/ 29 May 2015

Esther’s House: A story of an uitkyk antie stirs the soul

Carol Campbell gives us a classic balance of good and evil in her novel
Carol Campbell gives us a classic balance of good and evil in her novel

ESTHER’S HOUSE by Carol Campbell (Umuzi)

The main characters in this novel have never set foot in a shopping mall. In the tradition of that great moving novel of the 1990s, A Place Called Vatmaar by AHM Scholtz, Esther’s House looks at the lives of the poor and marginalised, people who have almost nothing materially but aspire to dignity and recognition of their humanity.

For Esther a house with an inside tap and a flush loo would make her feel human.

This pearl of a novel reads swiftly and simply; the author arrests the reader at once with the clarity and detail of her observations and the economy with which she gets us into the heart of her novel, in a fine combination of elegant English and lokasie Afrikaans (bekslaner – a gate, mafelletjie, metjies). Campbell’s acclaimed first novel, My Children Have Faces, is also about the marginalised, the karretjiemense.

She tells the story of Esther Gelderblom and her neighbours in a lokasie outside Oudtshoorn where they have been waiting 20 years and more for RDP houses, living in shacks in the backyard of a man who rules them mercilessly with a sjambok and threats of eviction. Esther and her neighbour and friend, Katjie Witbooi, have been on the housing list for two decades. They go every month to check what progress has been made. They know everyone in the queue and, in recent years, they see young people and foreigners also queuing.

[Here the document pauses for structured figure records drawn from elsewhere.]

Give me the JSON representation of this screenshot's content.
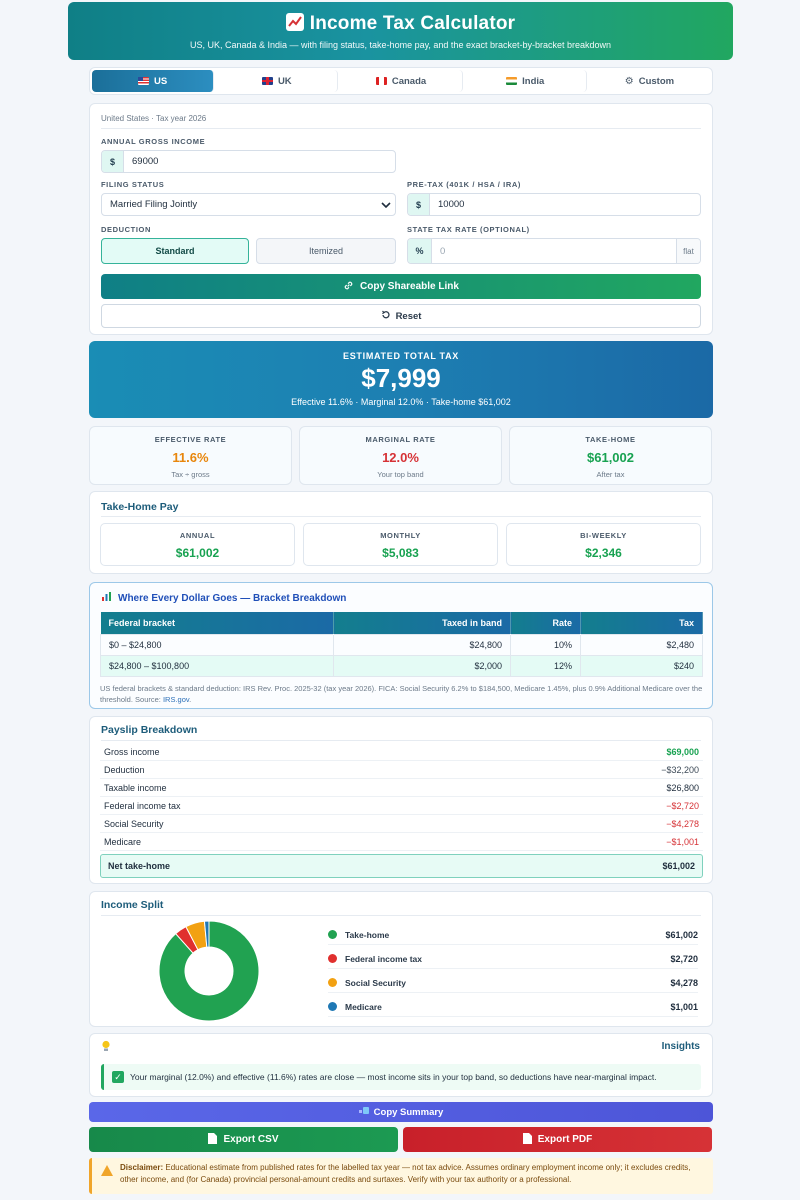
{
  "header": {
    "title": "Income Tax Calculator",
    "subtitle": "US, UK, Canada & India — with filing status, take-home pay, and the exact bracket-by-bracket breakdown"
  },
  "tabs": [
    {
      "label": "US",
      "active": true
    },
    {
      "label": "UK"
    },
    {
      "label": "Canada"
    },
    {
      "label": "India"
    },
    {
      "label": "Custom"
    }
  ],
  "form": {
    "context": "United States · Tax year 2026",
    "income_label": "ANNUAL GROSS INCOME",
    "income_prefix": "$",
    "income_value": "69000",
    "filing_label": "FILING STATUS",
    "filing_value": "Married Filing Jointly",
    "pretax_label": "PRE-TAX (401K / HSA / IRA)",
    "pretax_prefix": "$",
    "pretax_value": "10000",
    "deduction_label": "DEDUCTION",
    "deduction_standard": "Standard",
    "deduction_itemized": "Itemized",
    "state_label": "STATE TAX RATE (OPTIONAL)",
    "state_prefix": "%",
    "state_placeholder": "0",
    "state_suffix": "flat",
    "copy_link": "Copy Shareable Link",
    "reset": "Reset"
  },
  "estimate": {
    "title": "ESTIMATED TOTAL TAX",
    "amount": "$7,999",
    "summary": "Effective 11.6% · Marginal 12.0% · Take-home $61,002"
  },
  "stats": [
    {
      "label": "EFFECTIVE RATE",
      "value": "11.6%",
      "note": "Tax ÷ gross",
      "color": "#e8860c"
    },
    {
      "label": "MARGINAL RATE",
      "value": "12.0%",
      "note": "Your top band",
      "color": "#d63236"
    },
    {
      "label": "TAKE-HOME",
      "value": "$61,002",
      "note": "After tax",
      "color": "#18a251"
    }
  ],
  "takehome": {
    "title": "Take-Home Pay",
    "items": [
      {
        "label": "ANNUAL",
        "value": "$61,002"
      },
      {
        "label": "MONTHLY",
        "value": "$5,083"
      },
      {
        "label": "BI-WEEKLY",
        "value": "$2,346"
      }
    ]
  },
  "brackets": {
    "title": "Where Every Dollar Goes — Bracket Breakdown",
    "columns": [
      "Federal bracket",
      "Taxed in band",
      "Rate",
      "Tax"
    ],
    "rows": [
      [
        "$0 – $24,800",
        "$24,800",
        "10%",
        "$2,480"
      ],
      [
        "$24,800 – $100,800",
        "$2,000",
        "12%",
        "$240"
      ]
    ],
    "note": "US federal brackets & standard deduction: IRS Rev. Proc. 2025-32 (tax year 2026). FICA: Social Security 6.2% to $184,500, Medicare 1.45%, plus 0.9% Additional Medicare over the threshold. Source:",
    "source_link": "IRS.gov",
    "note_end": "."
  },
  "payslip": {
    "title": "Payslip Breakdown",
    "rows": [
      {
        "label": "Gross income",
        "value": "$69,000",
        "color": "#18a251",
        "bold": true
      },
      {
        "label": "Deduction",
        "value": "−$32,200",
        "color": "#3d4a57"
      },
      {
        "label": "Taxable income",
        "value": "$26,800",
        "color": "#1f2d3d"
      },
      {
        "label": "Federal income tax",
        "value": "−$2,720",
        "color": "#d63236"
      },
      {
        "label": "Social Security",
        "value": "−$4,278",
        "color": "#d63236"
      },
      {
        "label": "Medicare",
        "value": "−$1,001",
        "color": "#d63236"
      }
    ],
    "net_label": "Net take-home",
    "net_value": "$61,002"
  },
  "split": {
    "title": "Income Split",
    "items": [
      {
        "label": "Take-home",
        "value": "$61,002",
        "amount": 61002,
        "color": "#21a251"
      },
      {
        "label": "Federal income tax",
        "value": "$2,720",
        "amount": 2720,
        "color": "#e0302e"
      },
      {
        "label": "Social Security",
        "value": "$4,278",
        "amount": 4278,
        "color": "#f2a112"
      },
      {
        "label": "Medicare",
        "value": "$1,001",
        "amount": 1001,
        "color": "#1f78b4"
      }
    ]
  },
  "insights": {
    "title": "Insights",
    "text": "Your marginal (12.0%) and effective (11.6%) rates are close — most income sits in your top band, so deductions have near-marginal impact."
  },
  "actions": {
    "copy_summary": "Copy Summary",
    "export_csv": "Export CSV",
    "export_pdf": "Export PDF"
  },
  "disclaimer": {
    "label": "Disclaimer:",
    "text": "Educational estimate from published rates for the labelled tax year — not tax advice. Assumes ordinary employment income only; it excludes credits, other income, and (for Canada) provincial personal-amount credits and surtaxes. Verify with your tax authority or a professional."
  }
}
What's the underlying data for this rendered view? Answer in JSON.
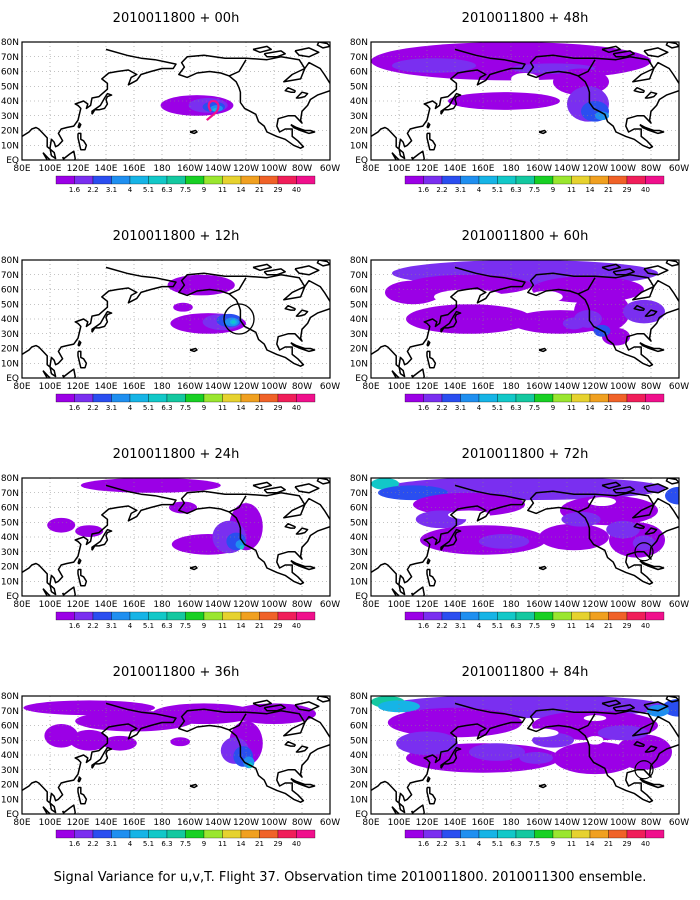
{
  "figure": {
    "caption": "Signal Variance for u,v,T. Flight 37. Observation time 2010011800. 2010011300 ensemble."
  },
  "colorbar": {
    "labels": [
      "1.6",
      "2.2",
      "3.1",
      "4",
      "5.1",
      "6.3",
      "7.5",
      "9",
      "11",
      "14",
      "21",
      "29",
      "40"
    ],
    "colors": [
      "#9b00e6",
      "#7a2ff0",
      "#2a4ef0",
      "#1f8ff0",
      "#16b4e6",
      "#12c8c8",
      "#14c8a0",
      "#18d024",
      "#9ae62f",
      "#e6d22f",
      "#f0a020",
      "#f06228",
      "#f01e5a",
      "#f0108c"
    ]
  },
  "map": {
    "x_ticks": [
      "80E",
      "100E",
      "120E",
      "140E",
      "160E",
      "180",
      "160W",
      "140W",
      "120W",
      "100W",
      "80W",
      "60W"
    ],
    "y_ticks": [
      "EQ",
      "10N",
      "20N",
      "30N",
      "40N",
      "50N",
      "60N",
      "70N",
      "80N"
    ]
  },
  "chart_data": [
    {
      "type": "heatmap",
      "title": "2010011800 + 00h",
      "init_time": "2010011800",
      "lead_hours": 0,
      "colorbar_range": [
        1.6,
        40
      ],
      "max_level_index": 4,
      "markers": "magenta flight track near 140W, 35N"
    },
    {
      "type": "heatmap",
      "title": "2010011800 + 12h",
      "init_time": "2010011800",
      "lead_hours": 12,
      "colorbar_range": [
        1.6,
        40
      ],
      "max_level_index": 5,
      "markers": "black circle near 125W, 40N"
    },
    {
      "type": "heatmap",
      "title": "2010011800 + 24h",
      "init_time": "2010011800",
      "lead_hours": 24,
      "colorbar_range": [
        1.6,
        40
      ],
      "max_level_index": 5
    },
    {
      "type": "heatmap",
      "title": "2010011800 + 36h",
      "init_time": "2010011800",
      "lead_hours": 36,
      "colorbar_range": [
        1.6,
        40
      ],
      "max_level_index": 5
    },
    {
      "type": "heatmap",
      "title": "2010011800 + 48h",
      "init_time": "2010011800",
      "lead_hours": 48,
      "colorbar_range": [
        1.6,
        40
      ],
      "max_level_index": 4
    },
    {
      "type": "heatmap",
      "title": "2010011800 + 60h",
      "init_time": "2010011800",
      "lead_hours": 60,
      "colorbar_range": [
        1.6,
        40
      ],
      "max_level_index": 4
    },
    {
      "type": "heatmap",
      "title": "2010011800 + 72h",
      "init_time": "2010011800",
      "lead_hours": 72,
      "colorbar_range": [
        1.6,
        40
      ],
      "max_level_index": 5
    },
    {
      "type": "heatmap",
      "title": "2010011800 + 84h",
      "init_time": "2010011800",
      "lead_hours": 84,
      "colorbar_range": [
        1.6,
        40
      ],
      "max_level_index": 6
    }
  ]
}
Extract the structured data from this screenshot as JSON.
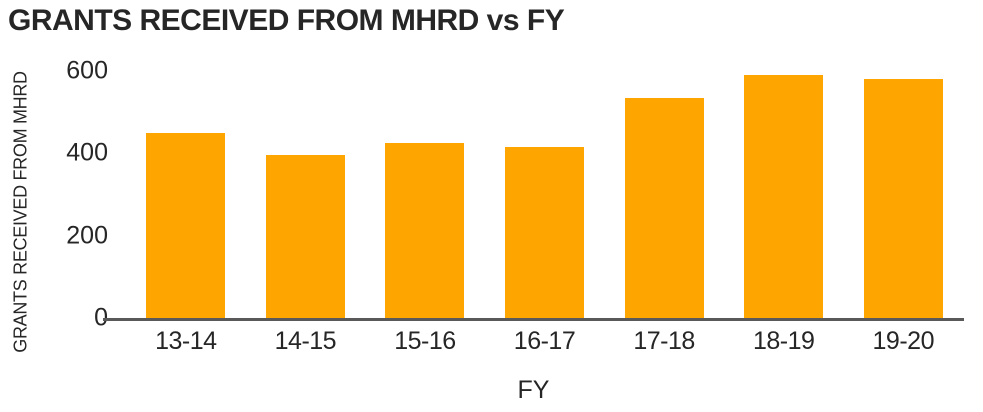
{
  "chart_data": {
    "type": "bar",
    "title": "GRANTS RECEIVED FROM MHRD vs FY",
    "xlabel": "FY",
    "ylabel": "GRANTS RECEIVED FROM MHRD",
    "categories": [
      "13-14",
      "14-15",
      "15-16",
      "16-17",
      "17-18",
      "18-19",
      "19-20"
    ],
    "values": [
      450,
      395,
      425,
      415,
      535,
      590,
      580
    ],
    "ylim": [
      0,
      600
    ],
    "yticks": [
      0,
      200,
      400,
      600
    ],
    "grid": false,
    "legend": "none",
    "bar_color": "#FFA500",
    "axis_line_color": "#595959",
    "text_color": "#262626",
    "background_color": "#FFFFFF"
  }
}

Campbell tells how the newest houses, not even finished, are occupied by the desperate. She describes what it is like to be on the inside of a service delivery protest, behind the burning barricades of tyres and hiding from the teargas. Esther and Katjie are in the middle of all this, frightened, hungry and fed up.

When one neighbour, Titty, a young girl with a toddler, who has been living in a pipe, suddenly gets a properly allocated house, Esther realises something is not right. Although Titty is amoral and opportunistic it is hard, in the end, to condemn her when you know her whole story.

Esther shows us what it means to be neighbourly, to be one of the uitkyk anties who observe everything that is going on, and not only comment but also help. We also meet the kerksusters of Esther’s church, Esther’s children and husband, and their lives in this community. Esther herself has been a drinker (a good friend with the papsak), but she has joined the church. And when a neighbour’s child dies she feels deeply remorseful that she did not take him in.

Despite their bitter poverty it is usual to share what little they have, but when the housing list corruption starts, even Esther begins to take a hard line for a while. The corrupt officials in this novel get what they deserve in incidents that are entirely believable and very satisfying to the reader.

There is respite for the reader in unexpected places, for example when Esther lands in hospital she wakes to find she has company in the ward: “His small clipped moustache and the battered briefcase lying open at her feet told Esther he was a policeman. From where she lay she could see the cuffs of his white shirt were worn but the button at his throat was fastened and his grey tie was neat.”

There is much more of this, describing a cop who knows how to listen and what to do. Campbell gives us a classic balance of good and evil; in Esther’s House she refutes the dead hand of cynicism in a novel that reflects real issues in our current situation, 21 years into democracy.